Si le gouvernement ambitionne de retrouver le plein-emploi d’ici cinq ans, cet objectif ne peut cependant pas se suffire à lui-même. Pour Guillaume Cairou, président de la Chambre de commerce et d’industrie des Yvelines et vice-président de la CCI Paris Île-de-France, notre politique de l’emploi doit être actualisée, en intégrant dans chaque territoire les nouveaux enjeux de société et en s’axant prioritairement sur les métiers qui y répondent, pour permettre aux entrepreneurs de recruter les talents dont ils ont besoin.
De nouveaux métiers d’intérêt général
« Bataille pour l’emploi », « inverser la courbe du chômage » … Arlésienne de la vie politique nationale post-Trente Glorieuses, le retour du plein-emploi figure à nouveau en bonne position sur la feuille de route de l’actuel Exécutif. Mais en cinquante ans, bien des choses ont changé. Les opportunités économiques d’abord : 85 % des emplois de 2030 n’ont pas encore été créés, les nouvelles technologies se hissant largement en tête des domaines d’avenir. Les contraintes ensuite : désormais « la maison brûle » un peu plus chaque été, les ressources rares n’ont jamais si bien porté leur nom, le tout dans un contexte extérieur incertain et une situation intérieure de fractures territoriales. Opportunités et contraintes prenant place dans une même équation, le plein-emploi ne doit en conséquence plus être recherché pour lui-même, et son retour ne constituera nullement un critère de succès, une fin en soi. Plus qu’avant, la politique de l’emploi doit devenir un moyen de répondre efficacement aux impératifs sociétaux d’aujourd’hui et de demain, en accompagnant toutes les transitions : écologique, énergétique, territoriale et numérique. En ce sens, il est urgent d’orienter nos efforts vers les nouveaux métiers d’intérêt général et de valoriser les professions œuvrant directement à l’établissement d’un modèle socio-économique plus soutenable et durable.
Cela posé, opportunité et contrainte ne s’avèrent pas irrémédiablement antinomiques. C’est même tout l’art des entrepreneurs que celui de savoir marier les deux, de faire d’une contrainte une opportunité. Et fort heureusement, le terrain actuel est fertile.

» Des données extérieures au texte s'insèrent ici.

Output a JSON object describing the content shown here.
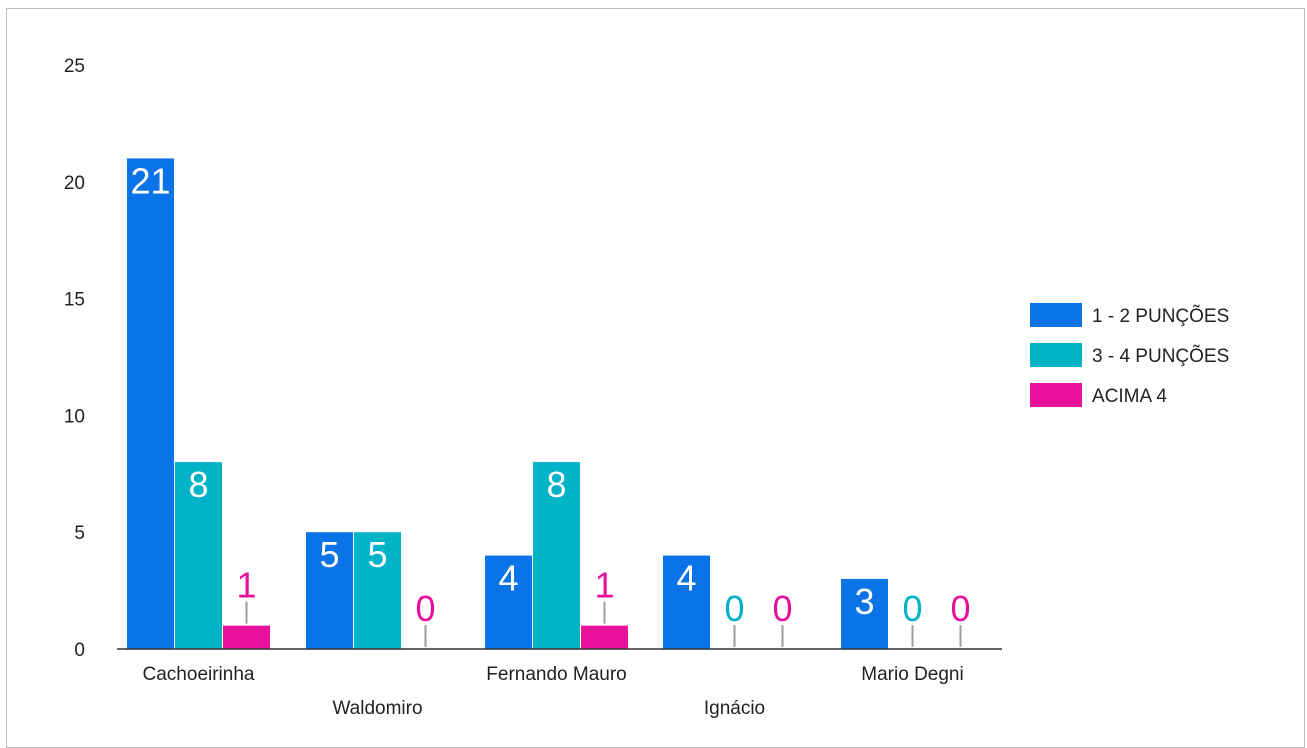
{
  "chart_data": {
    "type": "bar",
    "title": "",
    "xlabel": "",
    "ylabel": "",
    "categories": [
      "Cachoeirinha",
      "Waldomiro",
      "Fernando Mauro",
      "Ignácio",
      "Mario Degni"
    ],
    "series": [
      {
        "name": "1 - 2 PUNÇÕES",
        "color": "#0a73e8",
        "values": [
          21,
          5,
          4,
          4,
          3
        ]
      },
      {
        "name": "3 - 4 PUNÇÕES",
        "color": "#00b3c7",
        "values": [
          8,
          5,
          8,
          0,
          0
        ]
      },
      {
        "name": "ACIMA 4",
        "color": "#e8119e",
        "values": [
          1,
          0,
          1,
          0,
          0
        ]
      }
    ],
    "ylim": [
      0,
      25
    ],
    "yticks": [
      0,
      5,
      10,
      15,
      20,
      25
    ],
    "grid": false,
    "legend_position": "right",
    "data_labels": true
  }
}
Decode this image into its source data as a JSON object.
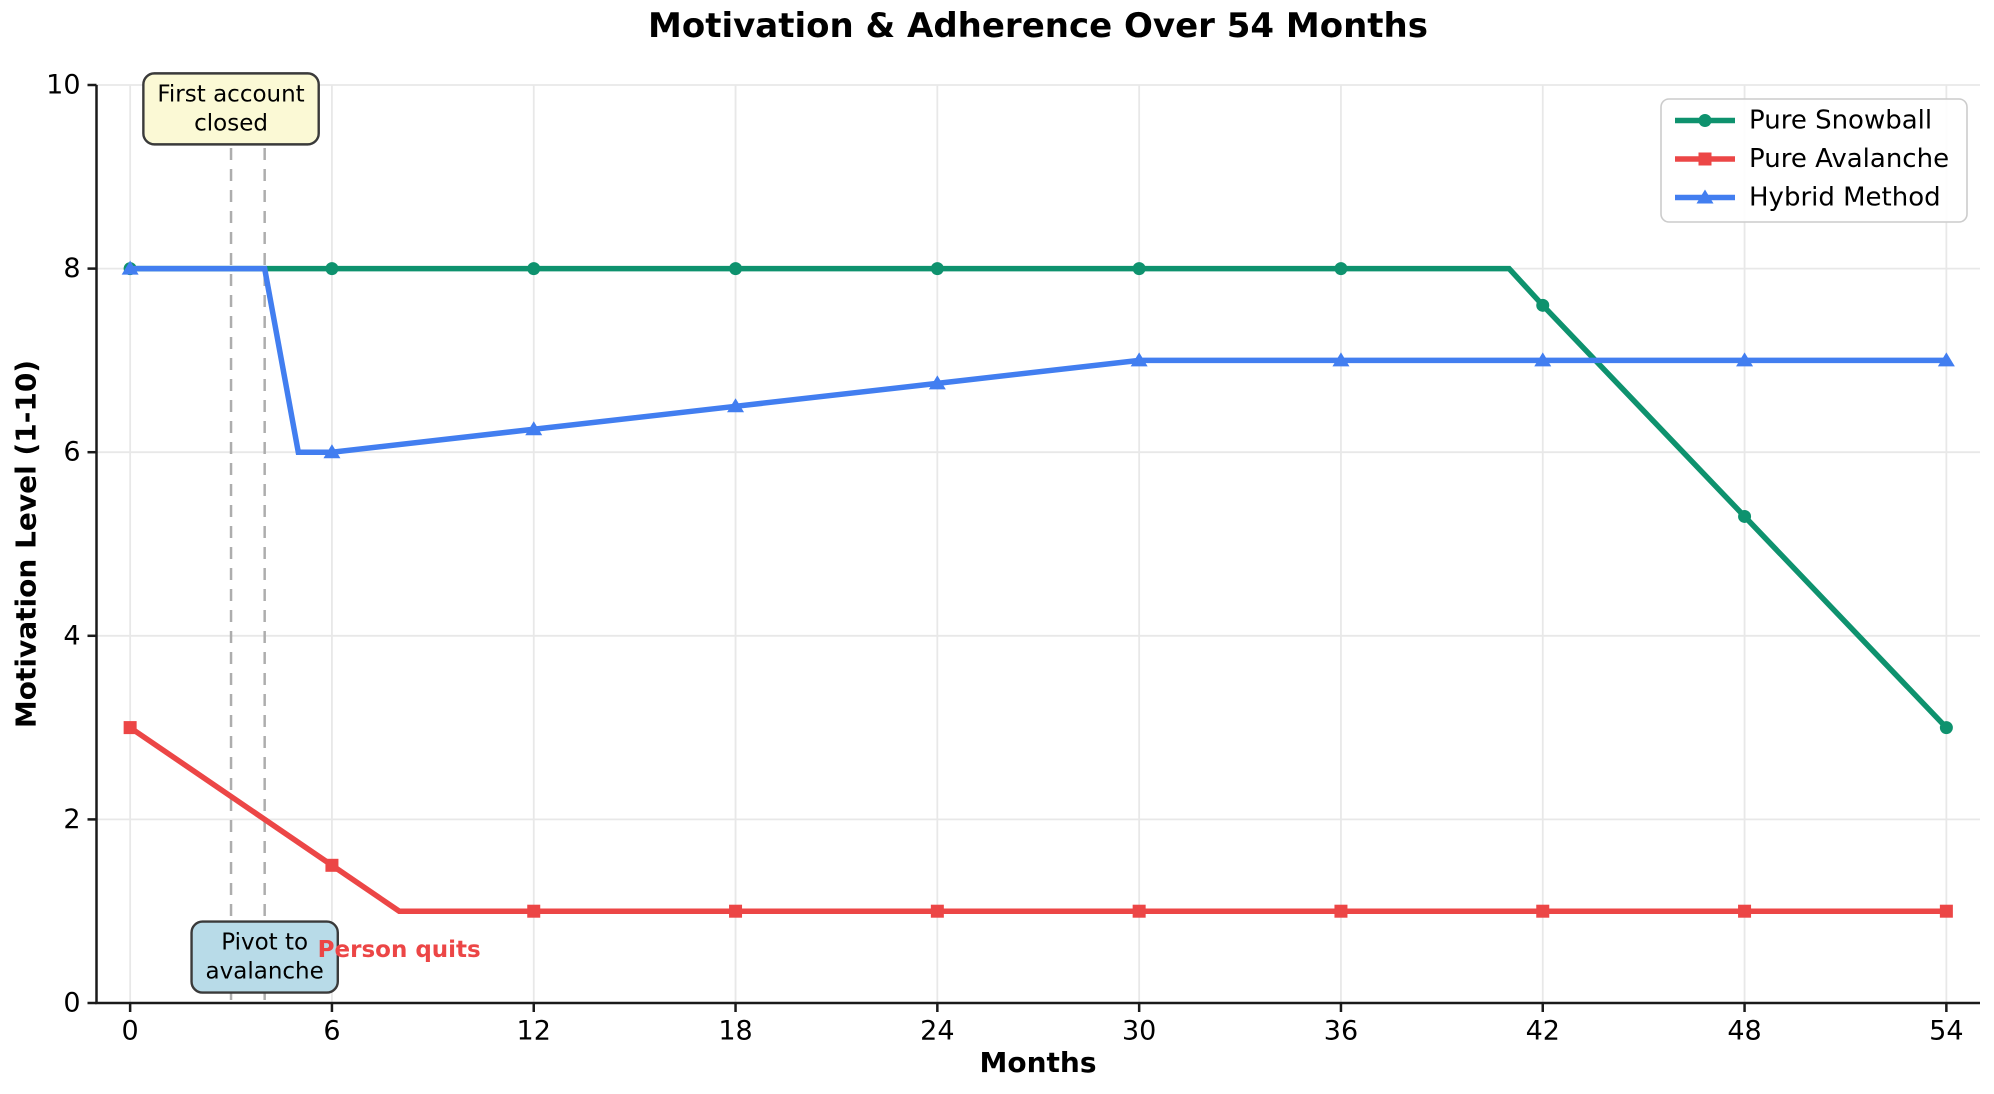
{
  "chart_data": {
    "type": "line",
    "title": "Motivation & Adherence Over 54 Months",
    "xlabel": "Months",
    "ylabel": "Motivation Level (1-10)",
    "xlim": [
      -1,
      55
    ],
    "ylim": [
      0,
      10
    ],
    "x_ticks": [
      0,
      6,
      12,
      18,
      24,
      30,
      36,
      42,
      48,
      54
    ],
    "y_ticks": [
      0,
      2,
      4,
      6,
      8,
      10
    ],
    "grid": true,
    "grid_color": "#E8E8E8",
    "spine_color": "#1A1A1A",
    "legend_position": "upper right",
    "series": [
      {
        "name": "Pure Snowball",
        "color": "#0E926E",
        "marker": "circle",
        "points": [
          [
            0,
            8
          ],
          [
            6,
            8
          ],
          [
            12,
            8
          ],
          [
            18,
            8
          ],
          [
            24,
            8
          ],
          [
            30,
            8
          ],
          [
            36,
            8
          ],
          [
            41,
            8
          ],
          [
            42,
            7.6
          ],
          [
            48,
            5.3
          ],
          [
            54,
            3
          ]
        ],
        "markers": [
          [
            0,
            8
          ],
          [
            6,
            8
          ],
          [
            12,
            8
          ],
          [
            18,
            8
          ],
          [
            24,
            8
          ],
          [
            30,
            8
          ],
          [
            36,
            8
          ],
          [
            42,
            7.6
          ],
          [
            48,
            5.3
          ],
          [
            54,
            3
          ]
        ]
      },
      {
        "name": "Pure Avalanche",
        "color": "#EC4646",
        "marker": "square",
        "points": [
          [
            0,
            3
          ],
          [
            6,
            1.5
          ],
          [
            8,
            1
          ],
          [
            12,
            1
          ],
          [
            18,
            1
          ],
          [
            24,
            1
          ],
          [
            30,
            1
          ],
          [
            36,
            1
          ],
          [
            42,
            1
          ],
          [
            48,
            1
          ],
          [
            54,
            1
          ]
        ],
        "markers": [
          [
            0,
            3
          ],
          [
            6,
            1.5
          ],
          [
            12,
            1
          ],
          [
            18,
            1
          ],
          [
            24,
            1
          ],
          [
            30,
            1
          ],
          [
            36,
            1
          ],
          [
            42,
            1
          ],
          [
            48,
            1
          ],
          [
            54,
            1
          ]
        ]
      },
      {
        "name": "Hybrid Method",
        "color": "#427EF0",
        "marker": "triangle",
        "points": [
          [
            0,
            8
          ],
          [
            4,
            8
          ],
          [
            5,
            6
          ],
          [
            6,
            6
          ],
          [
            12,
            6.25
          ],
          [
            18,
            6.5
          ],
          [
            24,
            6.75
          ],
          [
            30,
            7
          ],
          [
            36,
            7
          ],
          [
            42,
            7
          ],
          [
            48,
            7
          ],
          [
            54,
            7
          ]
        ],
        "markers": [
          [
            0,
            8
          ],
          [
            6,
            6
          ],
          [
            12,
            6.25
          ],
          [
            18,
            6.5
          ],
          [
            24,
            6.75
          ],
          [
            30,
            7
          ],
          [
            36,
            7
          ],
          [
            42,
            7
          ],
          [
            48,
            7
          ],
          [
            54,
            7
          ]
        ]
      }
    ],
    "vlines": [
      {
        "x": 3,
        "color": "#ADADAD",
        "style": "dashed"
      },
      {
        "x": 4,
        "color": "#ADADAD",
        "style": "dashed"
      }
    ],
    "annotations": [
      {
        "id": "first-account-closed",
        "lines": [
          "First account",
          "closed"
        ],
        "x": 3,
        "y": 9.74,
        "bg": "#FBF9D5",
        "border": "#3A3A3A",
        "text_color": "#000000",
        "bold": false
      },
      {
        "id": "pivot-to-avalanche",
        "lines": [
          "Pivot to",
          "avalanche"
        ],
        "x": 4,
        "y": 0.5,
        "bg": "#B8DBE8",
        "border": "#3A3A3A",
        "text_color": "#000000",
        "bold": false
      },
      {
        "id": "person-quits",
        "lines": [
          "Person quits"
        ],
        "x": 8,
        "y": 0.58,
        "text_color": "#EC4646",
        "bold": true
      }
    ]
  }
}
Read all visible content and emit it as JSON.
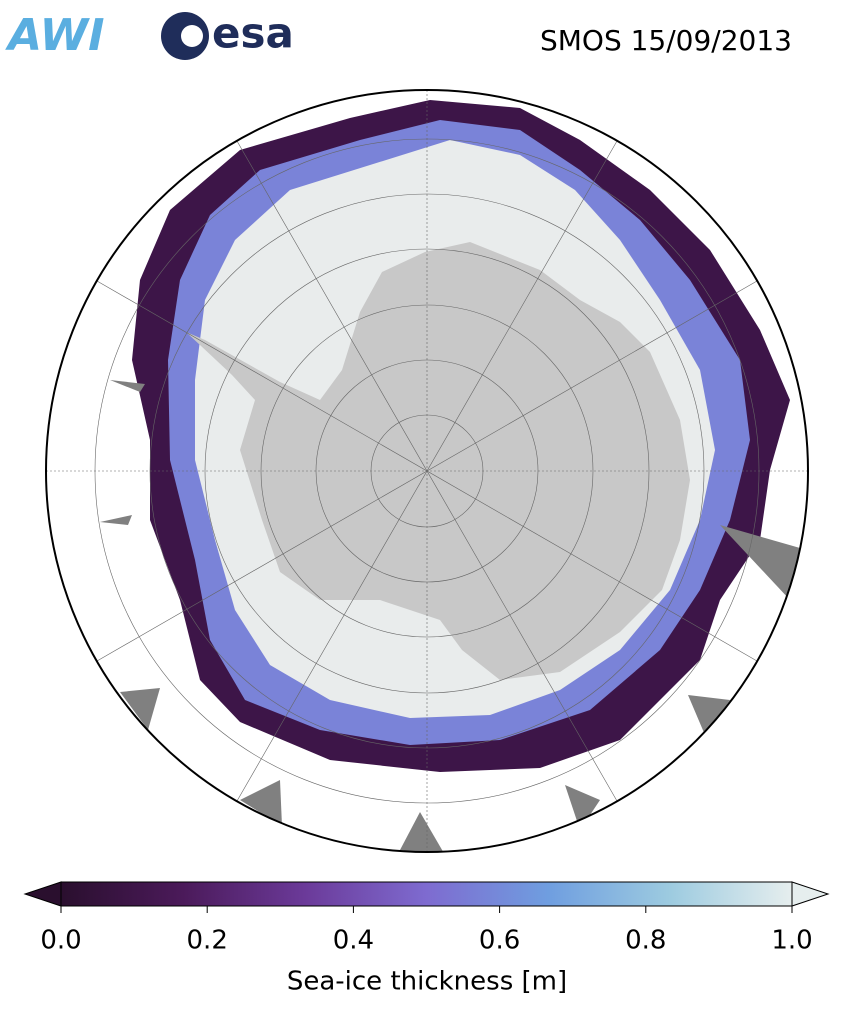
{
  "header": {
    "logos": [
      "AWI",
      "esa"
    ],
    "title": "SMOS 15/09/2013"
  },
  "colorbar": {
    "label": "Sea-ice thickness [m]",
    "lim": [
      0,
      1
    ],
    "ticks": [
      {
        "value": 0,
        "label": "0.0"
      },
      {
        "value": 0.2,
        "label": "0.2"
      },
      {
        "value": 0.4,
        "label": "0.4"
      },
      {
        "value": 0.6,
        "label": "0.6"
      },
      {
        "value": 0.8,
        "label": "0.8"
      },
      {
        "value": 1,
        "label": "1.0"
      }
    ],
    "colors": [
      "#2a0f2e",
      "#4b1a5a",
      "#6b3a99",
      "#7e6bd0",
      "#6f9ee0",
      "#9dcbe0",
      "#e6eeee"
    ],
    "extend": "both"
  }
}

Selon l’Agence de l’environnement et de la maîtrise de l’énergie (Ademe), les réponses à apporter à l’urgence climatique créeront 540 000 emplois en 2030 et jusqu’à 900 000 d’ici 2050, principalement dans la rénovation énergétique des bâtiments, les énergies renouvelables, l’agritech et l’économie circulaire. Le numérique, eldorado de l’innovation, n’est pas en reste : sur les 530 000 emplois existants, 80 % sont des postes de cadre et 93 % sont des CDI. Le ministère du Travail ne prévoit rien moins que 115 000 créations nettes de postes d’ingénieur en informatique d’ici 2030, pour répondre aux enjeux de la cybersécurité, de l’intelligence artificielle et du big data. Or, nos réponses à ces enjeux prioritaires sont actuellement insuffisantes, en particulier celle de la rénovation thermique des logements, reconnue bien trop lente par l’Ademe. Face à l’urgence, il appartient donc à l’ensemble des acteurs publics et privés de l’emploi de se mobiliser en faveur de ces secteurs prioritaires, en capitalisant pour cela sur la différenciation et la spécialisation territoriales.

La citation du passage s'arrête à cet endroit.